In our collective imaginary the 1960s have acquired a talismanic quality, signaling everything from a sexual utopia to a revolutionary reordering of society. This era is marked by the charge of new forms of social organization, political tumult, and almost infinite promise already tinged with disillusionment. Although the 60s themselves are ill-defined and have become a heuristic device to talk about a variety of issues between the 1950s and 1970s, for the most part the term is associated with social movements in the US and France (and at a stretch Western Europe). Our seminar is designed to dismantle this myth; with a focus on non-Western sites we aim to illustrate that the energies of social change, radical revision of political life, the reorganization of spatial order, and the blurring of public/private were common themes around much of the world. Specifically our focus on visual culture allows us to understand how this zeitgeist is inflected with local, cultural nuances.
Through a focus on architecture, film/photography and art we will unpack signature features of this historical moment—the anxieties of modernism, the feminist, sexual and race-based movements, as well as postcolonial formations. The seminar is interdisciplinary and transnational in scope.

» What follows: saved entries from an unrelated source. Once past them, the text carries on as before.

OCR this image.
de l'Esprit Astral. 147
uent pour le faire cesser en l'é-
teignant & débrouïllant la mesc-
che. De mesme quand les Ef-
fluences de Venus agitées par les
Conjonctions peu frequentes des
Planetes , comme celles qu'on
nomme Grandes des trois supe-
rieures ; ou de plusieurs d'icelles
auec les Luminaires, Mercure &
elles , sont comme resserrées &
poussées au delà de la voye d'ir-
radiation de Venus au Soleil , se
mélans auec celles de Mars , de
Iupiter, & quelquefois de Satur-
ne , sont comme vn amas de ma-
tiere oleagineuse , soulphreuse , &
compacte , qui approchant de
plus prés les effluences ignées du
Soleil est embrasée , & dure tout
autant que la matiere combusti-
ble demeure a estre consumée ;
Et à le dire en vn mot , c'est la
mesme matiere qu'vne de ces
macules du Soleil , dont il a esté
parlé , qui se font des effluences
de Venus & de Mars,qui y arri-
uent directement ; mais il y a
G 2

In today’s climate of global tumult, there is a tendency to invoke the 60s nostalgically as a utopic moment. Rather than cultivate a nostalgia without memory, our aim in this seminar is to remember the vitality and energy, the utopic yearnings, of this earlier moment. This looking back is meant to be instructive for imagining new possibilities; our readings are theoretical and historically grounded so we cultivate the practice of re-memory, as Toni Morrison phrases it.